The necessity arose from full automation in analysis area is intuitive at first sight as data gets bigger (LINK), handling it gets harder. Thus, what is complimentary becomes essential as the current state of the big data needs not only automation via machine learning procedures but also full automation via deeper learning procedures. Full automation becomes essential part of the analysis progress since the analyses made without handling big data are obsolete. Hence, data analyses made through automation -full automation, are new requirement of 21st century paradigm.
How Enhencer Provides Full Automated Analytics
When consumers want real-time responses for their needs, the automated analytics became the necessity for insights. Personalized and tailored models for every applicant is a must currently, nonetheless, the necessary actions and decisions cannot be made with human agents deciding and acting according to every other need of applicants.
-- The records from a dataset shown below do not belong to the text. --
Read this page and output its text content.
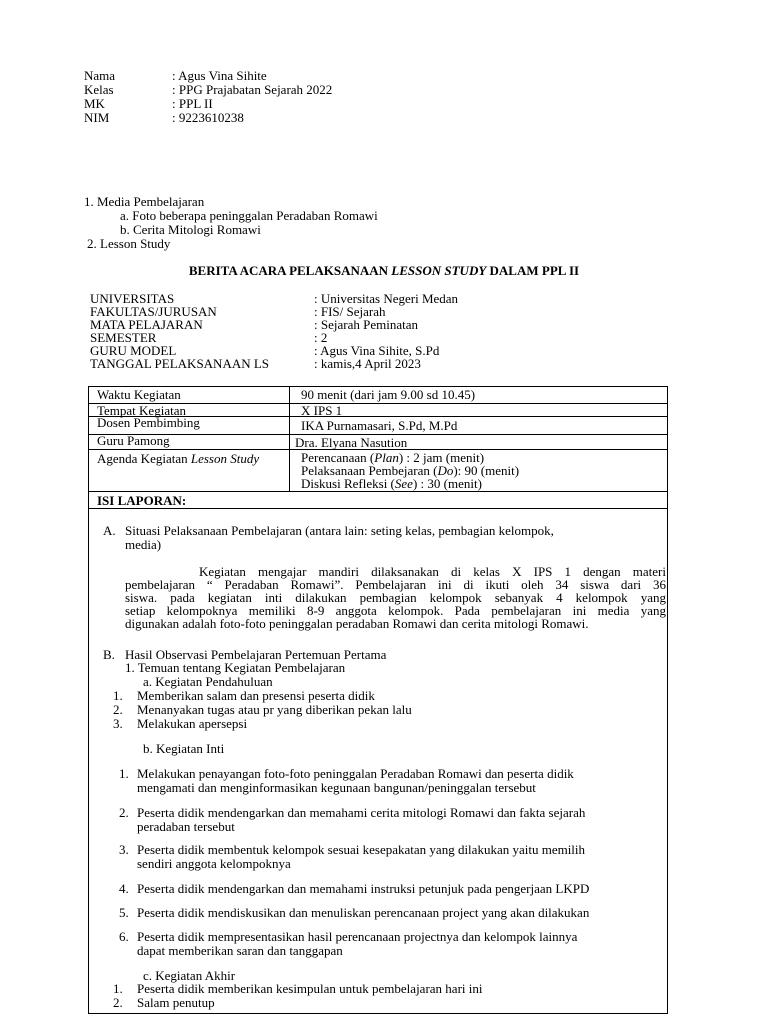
Nama	: Agus Vina Sihite
Kelas	: PPG Prajabatan Sejarah 2022
MK	: PPL II
NIM	: 9223610238
1. Media Pembelajaran
a. Foto beberapa peninggalan Peradaban Romawi
b. Cerita Mitologi Romawi
2. Lesson Study
BERITA ACARA PELAKSANAAN LESSON STUDY DALAM PPL II
UNIVERSITAS	: Universitas Negeri Medan
FAKULTAS/JURUSAN	: FIS/ Sejarah
MATA PELAJARAN	: Sejarah Peminatan
SEMESTER	: 2
GURU MODEL	: Agus Vina Sihite, S.Pd
TANGGAL PELAKSANAAN LS	: kamis,4 April 2023
Waktu Kegiatan	90 menit (dari jam 9.00 sd 10.45)
Tempat Kegiatan	X IPS 1
Dosen Pembimbing	IKA Purnamasari, S.Pd, M.Pd
Guru Pamong	Dra. Elyana Nasution
Agenda Kegiatan Lesson Study	Perencanaan (Plan) : 2 jam (menit)
Pelaksanaan Pembejaran (Do): 90 (menit)
Diskusi Refleksi (See) : 30 (menit)
ISI LAPORAN:
A. Situasi Pelaksanaan Pembelajaran (antara lain: seting kelas, pembagian kelompok,
media)
Kegiatan mengajar mandiri dilaksanakan di kelas X IPS 1 dengan materi
pembelajaran “ Peradaban Romawi”. Pembelajaran ini di ikuti oleh 34 siswa dari 36
siswa. pada kegiatan inti dilakukan pembagian kelompok sebanyak 4 kelompok yang
setiap kelompoknya memiliki 8-9 anggota kelompok. Pada pembelajaran ini media yang
digunakan adalah foto-foto peninggalan peradaban Romawi dan cerita mitologi Romawi.
B. Hasil Observasi Pembelajaran Pertemuan Pertama
1. Temuan tentang Kegiatan Pembelajaran
a. Kegiatan Pendahuluan
1. Memberikan salam dan presensi peserta didik
2. Menanyakan tugas atau pr yang diberikan pekan lalu
3. Melakukan apersepsi
b. Kegiatan Inti
1. Melakukan penayangan foto-foto peninggalan Peradaban Romawi dan peserta didik
mengamati dan menginformasikan kegunaan bangunan/peninggalan tersebut
2. Peserta didik mendengarkan dan memahami cerita mitologi Romawi dan fakta sejarah
peradaban tersebut
3. Peserta didik membentuk kelompok sesuai kesepakatan yang dilakukan yaitu memilih
sendiri anggota kelompoknya
4. Peserta didik mendengarkan dan memahami instruksi petunjuk pada pengerjaan LKPD
5. Peserta didik mendiskusikan dan menuliskan perencanaan project yang akan dilakukan
6. Peserta didik mempresentasikan hasil perencanaan projectnya dan kelompok lainnya
dapat memberikan saran dan tanggapan
c. Kegiatan Akhir
1. Peserta didik memberikan kesimpulan untuk pembelajaran hari ini
2. Salam penutup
Thus, Enhencer’s ability to sense the need of applicant hence starting the analysis procedure is a real life-saver. Therefore, descriptive, predictive, and prescriptive analysis made through fully automated systems are the backbones of the structural analysis made in full efficiency. Consequently, way Enhencer presents the full automation is in line with the needs of the current prerequisites of the big data discourse, leaving only remarking on what is brought by the program.